I noticed this for the first time on Friday after updating to ios7. I don't use Apple Maps - only Google Maps on my iPhone. I also have never, in the history of this phone, used the maps to search for my work.
However, my phone is smart enough to know that during the week I should be in Gardena, at work. Not at my apartment. Friday was an odd day because I went to work at 9 but had to return to my house to grab some power supplies for one of the clients hard drives.
Both times it passively informed me of my driving time without me asking for it or ever telling it I had a habit of driving to Gardena every day. It had just been working in the background.
So Hubski? Cool feature or downright creepy?
That's creepy on a whole new level. I'm on a call with Coke's team regarding a new project as I type this....
> for some reason I doubt that this is the case with iOS7. Most definitely not the case. I've been thinking about this problem for a while and here is my conclusion. 1. The future of modern post-industrial living will undoubtedly generate massive amounts of data on each individual person. 2. This data must be protected, both from individuals/groups who would use it for personal gain, and from government entities that are above constitutional law and oversight. 3. This data (hopefully) will be personally controlled so that if Taco Bell wants to know when I'm near a store, I have to consciously agree to let them have access to that data, and I will receive some sort of reward for giving them that information. Then this process becomes a voluntary market transaction, rather than a completely unmanageable and hegemonic system.
That is amazing. I forsee these things getting people in trouble in the future. "You said you were at Danny's house? Did he move in the strip club on the corner of Dirty and 157th? Because that's where your phone said you were."
I can't find the article through surface level searching, but I remember reading something that showed that this is already the case. Using Apple's Find My Friends App, a wife found out her spouse was cheating on her. He had forgotten about the app, and it revealed that he was at the woman's house.
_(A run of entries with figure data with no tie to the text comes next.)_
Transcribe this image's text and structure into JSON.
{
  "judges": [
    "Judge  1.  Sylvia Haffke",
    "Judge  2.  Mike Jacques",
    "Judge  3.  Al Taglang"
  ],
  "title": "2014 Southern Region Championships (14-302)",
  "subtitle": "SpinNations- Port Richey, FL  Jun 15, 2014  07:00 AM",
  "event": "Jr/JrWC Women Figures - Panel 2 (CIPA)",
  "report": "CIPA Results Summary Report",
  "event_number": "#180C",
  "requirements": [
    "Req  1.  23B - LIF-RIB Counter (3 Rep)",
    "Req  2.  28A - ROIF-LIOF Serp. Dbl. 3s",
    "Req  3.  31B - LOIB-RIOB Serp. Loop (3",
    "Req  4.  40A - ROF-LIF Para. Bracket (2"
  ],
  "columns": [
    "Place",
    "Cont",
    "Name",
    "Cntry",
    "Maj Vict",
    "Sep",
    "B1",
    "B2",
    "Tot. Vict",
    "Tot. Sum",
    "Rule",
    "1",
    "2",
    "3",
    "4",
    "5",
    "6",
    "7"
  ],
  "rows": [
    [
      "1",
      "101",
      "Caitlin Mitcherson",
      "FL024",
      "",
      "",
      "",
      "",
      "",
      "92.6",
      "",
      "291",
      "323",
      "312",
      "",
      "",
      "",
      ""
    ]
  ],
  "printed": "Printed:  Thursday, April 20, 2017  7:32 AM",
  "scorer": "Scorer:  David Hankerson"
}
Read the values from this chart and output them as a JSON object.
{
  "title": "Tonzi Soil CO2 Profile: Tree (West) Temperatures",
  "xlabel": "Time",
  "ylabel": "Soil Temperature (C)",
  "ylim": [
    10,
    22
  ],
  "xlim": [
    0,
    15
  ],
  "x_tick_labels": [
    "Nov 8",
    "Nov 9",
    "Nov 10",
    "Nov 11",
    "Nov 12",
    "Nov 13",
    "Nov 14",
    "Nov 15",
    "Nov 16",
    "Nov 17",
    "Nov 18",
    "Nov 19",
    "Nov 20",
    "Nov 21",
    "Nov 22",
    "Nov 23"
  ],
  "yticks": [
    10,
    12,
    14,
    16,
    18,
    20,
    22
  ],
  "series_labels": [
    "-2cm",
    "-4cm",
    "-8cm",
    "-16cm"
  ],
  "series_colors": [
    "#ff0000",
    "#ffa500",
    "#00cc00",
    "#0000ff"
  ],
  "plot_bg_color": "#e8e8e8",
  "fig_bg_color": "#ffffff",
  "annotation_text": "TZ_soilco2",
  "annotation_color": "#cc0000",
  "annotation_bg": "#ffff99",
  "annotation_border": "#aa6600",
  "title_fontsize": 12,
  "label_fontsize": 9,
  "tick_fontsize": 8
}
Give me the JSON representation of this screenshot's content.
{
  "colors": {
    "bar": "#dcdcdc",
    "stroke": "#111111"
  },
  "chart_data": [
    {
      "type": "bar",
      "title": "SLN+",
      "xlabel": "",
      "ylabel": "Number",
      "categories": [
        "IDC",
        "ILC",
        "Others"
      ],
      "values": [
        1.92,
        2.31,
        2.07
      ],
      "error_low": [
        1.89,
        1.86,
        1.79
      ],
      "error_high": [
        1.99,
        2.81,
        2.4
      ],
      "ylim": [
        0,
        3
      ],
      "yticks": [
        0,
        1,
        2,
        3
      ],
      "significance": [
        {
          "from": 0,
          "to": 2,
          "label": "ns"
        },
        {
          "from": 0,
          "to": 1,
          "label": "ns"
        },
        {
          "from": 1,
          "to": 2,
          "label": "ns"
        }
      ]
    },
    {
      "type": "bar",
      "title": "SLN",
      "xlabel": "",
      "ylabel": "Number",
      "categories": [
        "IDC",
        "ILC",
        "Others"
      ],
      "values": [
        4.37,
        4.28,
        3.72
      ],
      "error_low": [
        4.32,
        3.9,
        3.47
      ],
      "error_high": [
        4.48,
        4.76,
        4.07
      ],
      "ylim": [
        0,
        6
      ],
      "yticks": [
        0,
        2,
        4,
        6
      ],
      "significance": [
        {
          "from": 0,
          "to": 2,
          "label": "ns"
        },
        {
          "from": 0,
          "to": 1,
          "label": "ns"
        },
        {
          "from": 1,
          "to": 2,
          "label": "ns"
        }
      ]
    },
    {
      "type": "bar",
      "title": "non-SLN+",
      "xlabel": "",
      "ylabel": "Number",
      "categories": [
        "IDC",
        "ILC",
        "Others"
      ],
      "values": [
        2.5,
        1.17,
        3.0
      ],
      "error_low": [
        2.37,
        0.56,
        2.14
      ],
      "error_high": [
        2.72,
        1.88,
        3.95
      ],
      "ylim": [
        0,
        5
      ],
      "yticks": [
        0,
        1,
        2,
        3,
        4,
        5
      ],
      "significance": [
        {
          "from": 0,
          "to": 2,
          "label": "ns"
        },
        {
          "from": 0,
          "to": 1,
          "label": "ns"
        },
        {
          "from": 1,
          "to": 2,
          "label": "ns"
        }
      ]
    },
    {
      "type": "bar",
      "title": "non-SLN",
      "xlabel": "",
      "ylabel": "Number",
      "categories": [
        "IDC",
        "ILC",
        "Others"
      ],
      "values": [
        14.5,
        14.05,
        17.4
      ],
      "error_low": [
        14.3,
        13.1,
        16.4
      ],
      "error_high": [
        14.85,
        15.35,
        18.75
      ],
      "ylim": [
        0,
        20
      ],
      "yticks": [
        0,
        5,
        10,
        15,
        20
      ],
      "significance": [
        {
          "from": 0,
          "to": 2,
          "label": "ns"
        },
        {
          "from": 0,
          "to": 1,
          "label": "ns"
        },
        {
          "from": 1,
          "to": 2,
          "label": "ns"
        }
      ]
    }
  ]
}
I just try to steer clear from location-based apps. Except for Ingress...that game is so cool, especially for an on-the-go Campus Kid like me.
Definitely cool. I was impressed when I found my Android phone doing this. I think it's useful and not just some whiz-bang feature. I think your argument for creepy is because you haven't used the Apple maps and may see it as a privacy concern since you didn't approve it to do this tracking. That was probably in your OS agreement. If you want to turn it off, there are instructions here.
My reason for feeling a bit creeped out is because it is tracking my location in the background without me knowing about it. Granted, I should've known and I should've looked back through every single setting when I updated. Mainly I just chose not to think about it until I was confronted with it front and center. I also wonder what other features are tracking different things without me knowing about it.
I actively tried to get the 'Google Now' app/thing to work for me to help my scheduling but it wouldn't. There is a bus stop a short walk from my place and I wanted it to let me know when it would come on a given day (it does seem to know the public transit schedule). It's been an exercise in frustration more than anything, because I know that it knows a lot about me but it refuses to assist me in anything other than its own time or way. For instance I will be walking around and it will tell me when the next buses are coming for nearby stops, except for the one that I live by. It has also guessed where I 'work' (go to school, whatever, I can forgive that) and what times I'm usually there, so it will tell me when I need to leave and what route to take at any time except when I actually need to leave, i.e. in the morning. I wouldn't necessarily mind having a system that notices my patterns and notifies my of when I need to leave, what route, what the traffic is like, etc if it would actually work and not annoying the hell out of me. And I'll be damned if I can ever get voice recognition to work.
Yeah I noticed it pretty recently as well. Although, I don't know how on earth it thinks it will only take me 40 mins to get to work when it usually takes 45-60 mins every morning.